Johannes 5:20 Want de Vader heeft de Zoon lief en toont Hem al wat Hij zelf doet, en Hij zal Hem grotere werken tonen dan deze, opdat gij u verwondert.

Het zou een echte belediging zijn voor de Vader en de Zoon om te zeggen dat Jezus een opleiding aan een rabbijnse school had moeten volgen. Kunt u gaan begrijpen waarom de apostel Paulus later zei dat hij niet door mensen was onderwezen en dat hij deze dingen niet van mensen had geleerd?

Johannes 5:30 Ik kan van Mijzelf niets doen; gelijk Ik hoor, oordeel Ik, en mijn oordeel is rechtvaardig, want Ik zoek niet mijn wil, doch de wil van Hem, die Mij gezonden heeft.

"Geen onderricht ontvangen hebben" betekent dus, dat Hij niet was onderwezen aan de rabbijnse scholen op dezelfde manier als de andere religieuze leiders. Hij werd niet door mensen onderwezen. Hij werd onderwezen door Zijn Vader.

Lucas 2:49-50 En Hij zeide tot hen: Waarom hebt gij naar Mij gezocht? Wist gij niet, dat Ik bezig moet zijn met de dingen mijns Vaders? 50 En zij begrepen het woord niet, dat Hij tot hen sprak.

Zelfs als kind voelde Hij onder goddelijke aandrang bezig te moeten zijn met de zaken van Zijn Vader. Daar we vanuit het Oude Testament over het Pascha hebben geleerd en nu dit over Jezus' opvoeding daaraan hebben toegevoegd, kunnen we er zeker van zijn dat Hij nooit — absoluut nooit — een Pascha hield dat laat op de veertiende begon en verderging op de vijftiende en daarbij een lam gebruikte dat bij de tempel was geslacht, omdat dat een gebod van mensen was. Zo duidelijk is dat.

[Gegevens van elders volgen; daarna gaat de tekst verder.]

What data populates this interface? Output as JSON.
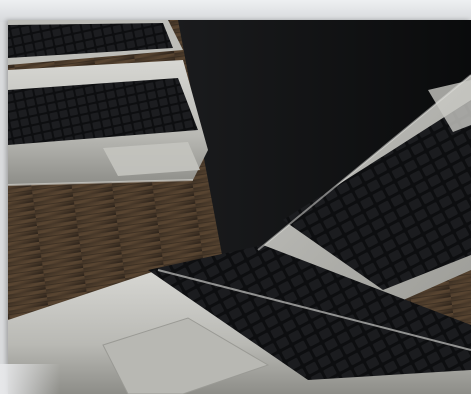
{
  "image": {
    "subject": "laptop-computers",
    "icon": "photo-icon"
  },
  "colors": {
    "background": "#d9dadc",
    "aluminum_light": "#cfcfcb",
    "aluminum_mid": "#a9a9a4",
    "aluminum_dark": "#6f6f6a",
    "keyboard": "#111214",
    "screen": "#0e0f10",
    "wood_dark": "#2a2119",
    "wood_light": "#5a4632"
  }
}
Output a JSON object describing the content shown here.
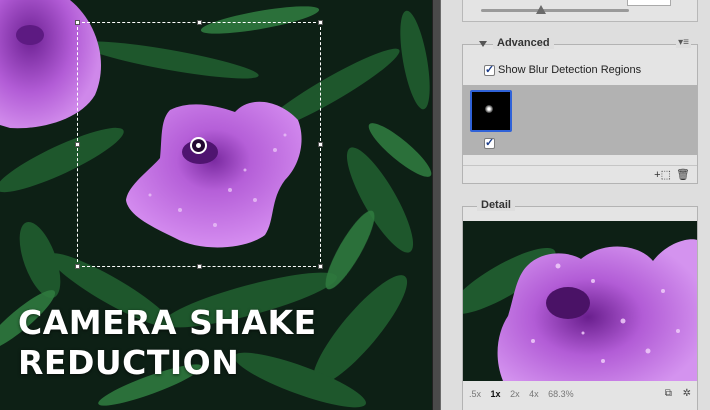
{
  "canvas": {
    "overlay_title_line1": "CAMERA SHAKE",
    "overlay_title_line2": "REDUCTION"
  },
  "panel": {
    "advanced": {
      "title": "Advanced",
      "show_blur_regions_label": "Show Blur Detection Regions",
      "show_blur_regions_checked": true,
      "blur_trace_checked": true
    },
    "detail": {
      "title": "Detail",
      "zoom_levels": [
        ".5x",
        "1x",
        "2x",
        "4x",
        "68.3%"
      ],
      "active_zoom": "1x"
    }
  },
  "colors": {
    "selection_blue": "#2f62d8",
    "panel_bg": "#dedede",
    "petal": "#b86ad6"
  },
  "icons": {
    "advanced_disclosure": "triangle-down-icon",
    "advanced_menu": "panel-menu-icon",
    "add_trace": "add-blur-trace-icon",
    "delete_trace": "trash-icon",
    "detail_unlock": "unlock-detail-icon",
    "detail_enhance": "enhance-at-loupe-icon"
  }
}
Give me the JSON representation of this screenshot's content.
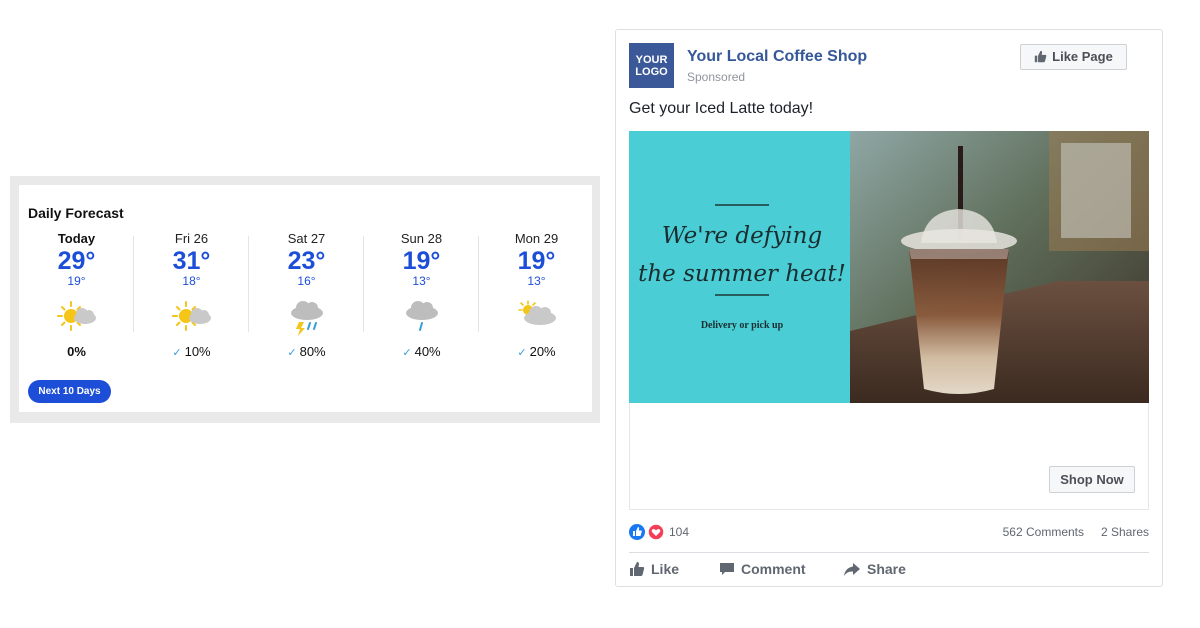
{
  "weather": {
    "title": "Daily Forecast",
    "days": [
      {
        "label": "Today",
        "high": "29°",
        "low": "19°",
        "icon": "partly-sunny-icon",
        "precip": "0%"
      },
      {
        "label": "Fri 26",
        "high": "31°",
        "low": "18°",
        "icon": "partly-sunny-icon",
        "precip": "10%"
      },
      {
        "label": "Sat 27",
        "high": "23°",
        "low": "16°",
        "icon": "thunderstorm-icon",
        "precip": "80%"
      },
      {
        "label": "Sun 28",
        "high": "19°",
        "low": "13°",
        "icon": "rain-cloud-icon",
        "precip": "40%"
      },
      {
        "label": "Mon 29",
        "high": "19°",
        "low": "13°",
        "icon": "mostly-cloudy-icon",
        "precip": "20%"
      }
    ],
    "next_button": "Next 10 Days",
    "colors": {
      "accent": "#1d4ed8",
      "sun": "#f5c518",
      "cloud": "#c7c7c7",
      "rain": "#3b9bd8"
    }
  },
  "ad": {
    "logo_line1": "YOUR",
    "logo_line2": "LOGO",
    "page_name": "Your Local Coffee Shop",
    "sponsored": "Sponsored",
    "like_page": "Like Page",
    "post_text": "Get your Iced Latte today!",
    "image_headline_1": "We're defying",
    "image_headline_2": "the summer heat!",
    "image_subtext": "Delivery or pick up",
    "cta": "Shop Now",
    "reaction_count": "104",
    "comments": "562 Comments",
    "shares": "2 Shares",
    "actions": {
      "like": "Like",
      "comment": "Comment",
      "share": "Share"
    },
    "colors": {
      "brand": "#3b5998",
      "link": "#365899",
      "teal": "#4fd1d9"
    }
  }
}
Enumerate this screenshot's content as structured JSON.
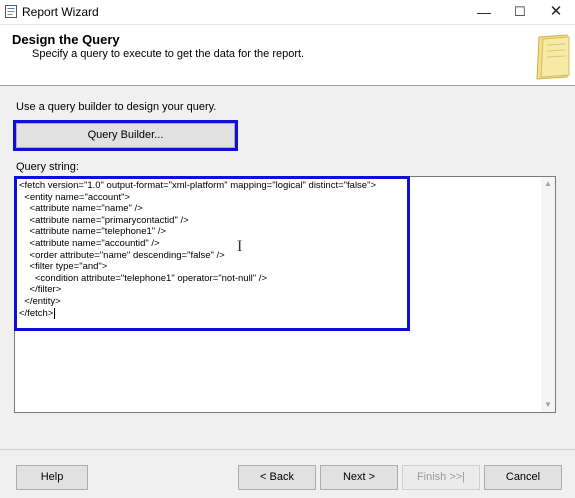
{
  "window": {
    "title": "Report Wizard",
    "controls": {
      "minimize": "—",
      "maximize": "☐",
      "close": "✕"
    }
  },
  "header": {
    "title": "Design the Query",
    "subtitle": "Specify a query to execute to get the data for the report."
  },
  "query_builder": {
    "instruction": "Use a query builder to design your query.",
    "button_label": "Query Builder..."
  },
  "query": {
    "label": "Query string:",
    "text": "<fetch version=\"1.0\" output-format=\"xml-platform\" mapping=\"logical\" distinct=\"false\">\n  <entity name=\"account\">\n    <attribute name=\"name\" />\n    <attribute name=\"primarycontactid\" />\n    <attribute name=\"telephone1\" />\n    <attribute name=\"accountid\" />\n    <order attribute=\"name\" descending=\"false\" />\n    <filter type=\"and\">\n      <condition attribute=\"telephone1\" operator=\"not-null\" />\n    </filter>\n  </entity>\n</fetch>"
  },
  "buttons": {
    "help": "Help",
    "back": "< Back",
    "next": "Next >",
    "finish": "Finish >>|",
    "cancel": "Cancel",
    "finish_enabled": false
  },
  "colors": {
    "highlight": "#1010d0",
    "window_bg": "#f0f0f0"
  }
}
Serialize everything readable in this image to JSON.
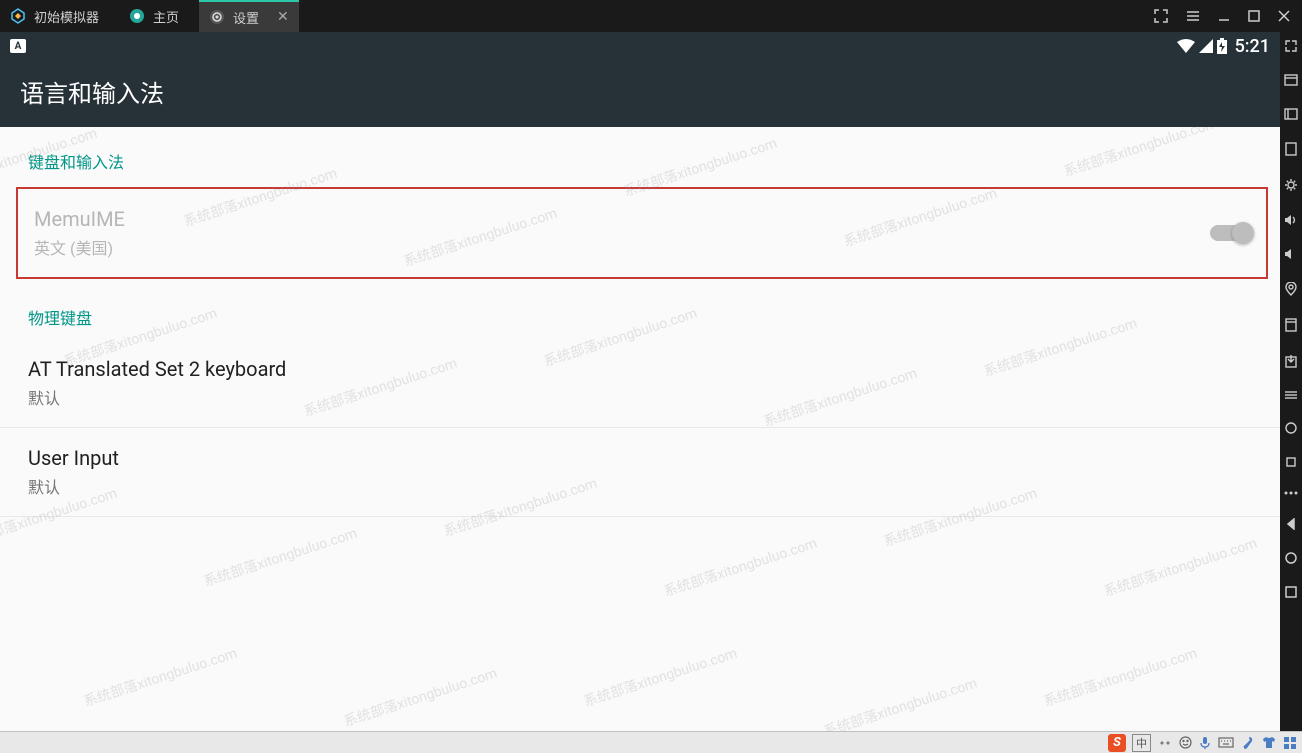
{
  "titlebar": {
    "tabs": [
      {
        "label": "初始模拟器"
      },
      {
        "label": "主页"
      },
      {
        "label": "设置"
      }
    ]
  },
  "statusbar": {
    "time": "5:21"
  },
  "page": {
    "title": "语言和输入法",
    "sections": [
      {
        "header": "键盘和输入法"
      },
      {
        "header": "物理键盘"
      }
    ],
    "items": [
      {
        "title": "MemuIME",
        "subtitle": "英文 (美国)"
      },
      {
        "title": "AT Translated Set 2 keyboard",
        "subtitle": "默认"
      },
      {
        "title": "User Input",
        "subtitle": "默认"
      }
    ]
  },
  "taskbar": {
    "ime_label": "中"
  },
  "watermark": "系统部落xitongbuluo.com"
}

De apostel Johannes maakt duidelijk onderscheid tussen de feesten zoals de joden ze op de onjuiste manier volgens hun eigen tradities hielden, en de feesten van God. Sommige mensen beweren dat we de feesten op dezelfde manier moeten houden als de joden. Als we dat deden, zouden we echter menselijke tradities onderhouden en inachtnemen en we zouden laten zien dat we ze belangrijker vinden dan Gods geboden. Blijkbaar schreef Johannes wat hij schreef, opdat wij in staat zouden zijn te zien dat Jezus het Pascha NIET op dezelfde manier hield als de joden.

Laten we nu Johannes 2:13-16 lezen.

Johannes 2:13-16 En het Pascha der Joden was nabij en Jezus ging op naar Jeruzalem. 14 En Hij vond in de tempel de verkopers van runderen en schapen en duiven, en de wisselaars, die daar zaten. 15 En Hij maakte een zweep van touw en dreef allen uit de tempel, de schapen en de runderen; en het geld van de wisselaars wierp Hij op de grond en hun tafels keerde Hij om. 16 En tot de duivenverkopers zeide Hij: Neemt dit alles hier vandaan, maakt het huis mijns Vaders niet tot een verkoophuis.

Johannes had het niet over hèt Pascha. Johannes heeft het hier over het feest der ongezuurde broden, dat echter "Pascha" werd genoemd. Let eens op de context waarin dit staat. De context geeft geen aanwijzing dat Jezus instemde met de manier waarop de joden het hielden. Als Hij met de manier waarop de joden het hielden, instemde, denkt u dan niet dat Hij dan in de tempel zou zijn gekomen en had gezegd: "O, dat is mooi! Kijk eens naar die wisselaars. Zij verkopen al deze dingen, zodat de mensen een schitterend offer aan God kunnen brengen. Is dat niet mooi? Het is toch prachtig!"

Ik geloof niet dat Hij instemde met de manier waarop het werd gedaan. Ziet u, juist het tegenovergestelde is waar. Hij stelde de handelwijze van de joden op krachtige wijze aan de kaak en corrigeerde hen omdat zij het feest met hun koopwaar, diefstal en bedrog onteerden. Ik geef u in overweging dat Johannes om deze reden het "het feest der joden" noemde. Dat was niet de manier waarop het verondersteld werd te worden gehouden. Er is al een eerdere uitspraak waarop we dit kunnen baseren. In Jesaja 1 zegt God: "Ik haat uw nieuwemaansdagen en uw feesten." In Amos 5 zegt Hij: "Ik haat, Ik veracht uw feesten." Ik heb commentaren gelezen waarin de commentatoren zeggen dat er geen aanwijzing is dat het hier om feesten voor Baäl gaat, maar veeleer waren het de feestdagen van God die ter ere van Baäl werden gehouden.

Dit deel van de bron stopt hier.